TORONTO — Prolonged exposure to high levels of chemicals from motor vehicle exhaust fumes and industrial air pollutants can lead to hospitalization for pneumonia among seniors, a study has found.
The study, led by researchers at McMaster University in Hamilton, set out to assess the effects of long-term exposure to nitrogen dioxide and sulphur dioxide from motor vehicle emissions and fine particulate matter from industrial air pollution.
“We compared people over the age of 65 who were admitted to hospital for community-acquired pneumonia to randomly selected people from the same community who did not have pneumonia,” said principal investigator Dr.

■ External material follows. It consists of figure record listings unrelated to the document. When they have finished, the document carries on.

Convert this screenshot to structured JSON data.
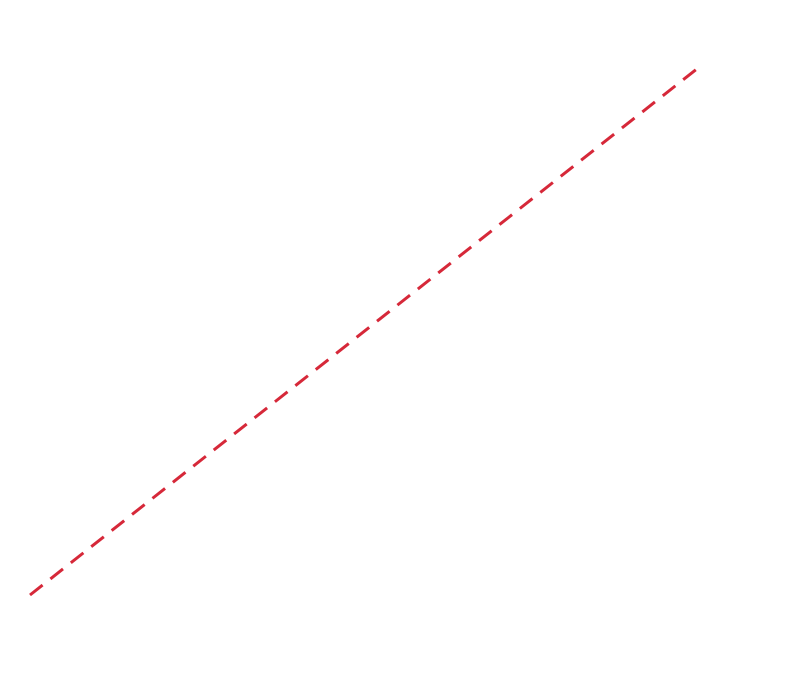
{
  "canvas": {
    "background": "#ffffff"
  },
  "line": {
    "color": "#d62839",
    "style": "dashed"
  }
}
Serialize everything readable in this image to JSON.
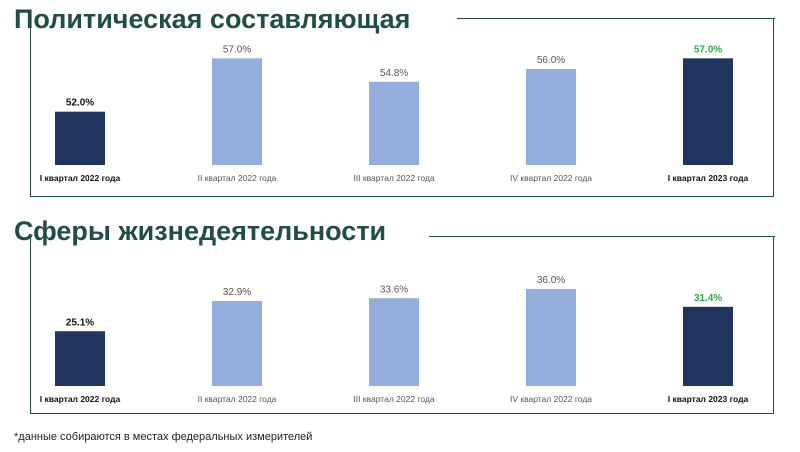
{
  "titles": {
    "political": "Политическая составляющая",
    "spheres": "Сферы жизнедеятельности"
  },
  "footnote": "*данные собираются в местах федеральных измерителей",
  "colors": {
    "dark_bar": "#1f345f",
    "light_bar": "#93aedd",
    "dark_label": "#111111",
    "light_label": "#555555",
    "highlight_label": "#2eaa4a",
    "accent_line": "#1f4e45"
  },
  "chart_data": [
    {
      "type": "bar",
      "title": "Политическая составляющая",
      "categories": [
        "I квартал 2022 года",
        "II квартал 2022 года",
        "III квартал 2022 года",
        "IV квартал 2022 года",
        "I квартал 2023 года"
      ],
      "values": [
        52.0,
        57.0,
        54.8,
        56.0,
        57.0
      ],
      "value_labels": [
        "52.0%",
        "57.0%",
        "54.8%",
        "56.0%",
        "57.0%"
      ],
      "bar_styles": [
        "dark",
        "light",
        "light",
        "light",
        "dark"
      ],
      "label_styles": [
        "dark",
        "light",
        "light",
        "light",
        "highlight"
      ],
      "ylim": [
        47,
        57.5
      ]
    },
    {
      "type": "bar",
      "title": "Сферы жизнедеятельности",
      "categories": [
        "I квартал 2022 года",
        "II квартал 2022 года",
        "III квартал 2022 года",
        "IV квартал 2022 года",
        "I квартал 2023 года"
      ],
      "values": [
        25.1,
        32.9,
        33.6,
        36.0,
        31.4
      ],
      "value_labels": [
        "25.1%",
        "32.9%",
        "33.6%",
        "36.0%",
        "31.4%"
      ],
      "bar_styles": [
        "dark",
        "light",
        "light",
        "light",
        "dark"
      ],
      "label_styles": [
        "dark",
        "light",
        "light",
        "light",
        "highlight"
      ],
      "ylim": [
        11,
        36.5
      ]
    }
  ]
}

Mark Loeb, an infectious disease specialist at McMaster.
“And what we found was that individuals who developed community-acquired pneumonia were more likely to have long-term exposure to nitrogen dioxide (from vehicle exhaust) and they were twice more likely to be hospitalized.”
The study, to be published in the Jan. 1 issue of the American Journal of Respiratory and Critical Care Medicine, looked at 365 older adults living in Hamilton who had been hospitalized with pneumonia between July 2003 and April 2005.
They were compared to 494 control subjects randomly selected from the same neighbourhoods who did not have pneumonia.
The research team collected health information from participants and compared the two groups’ exposure to nitrogen dioxide, sulphur dioxide and fine particulate matter of less than 2.5 micrometres using data from air-quality monitoring stations.
They found that exposure for more than 12 months to higher levels of nitrogen dioxide and fine particulate matter more than doubled the risk of hospitalization for pneumonia in adults 65-plus. Exposure to sulphur dioxide was not associated with an increased risk of hospitalization.
Loeb suggests that exposure to pollutants increases susceptibility to severe pneumonia — most often caused by a bacterial infection — by interfering with immune system defences designed to protect the lungs.
“We postulate that there might have been effects on the innate immune system, that is these air pollutants would affect the ability of the lungs to clear pathogens,” he said in an interview from Hamilton.
“The results of this study highlight the important health impact that long-term exposure to ambient air pollution can have on respiratory infections,” Loeb said. “It also emphasizes the need to monitor emissions from vehicles, given that ground-level nitrogen dioxide is derived predominantly from traffic.”
Pneumonia is a leading cause of illness and death in older adults, with rates of hospitalization for the disease among patients 65 and older on the rise in recent years. While the role of air pollution has been recognized as a risk factor for asthma and other respiratory diseases, few studies have looked at the role of air pollution on pneumonia hospitalization in older adults, said Loeb.
“We need to put more thought into both doing surveillance on air pollution, and this adds to the body of knowledge on the negative impact,” he said of the study.
“When a number of studies show there’s a deleterious impact, that’s what can drive policies in terms of standards on vehicle emissions.”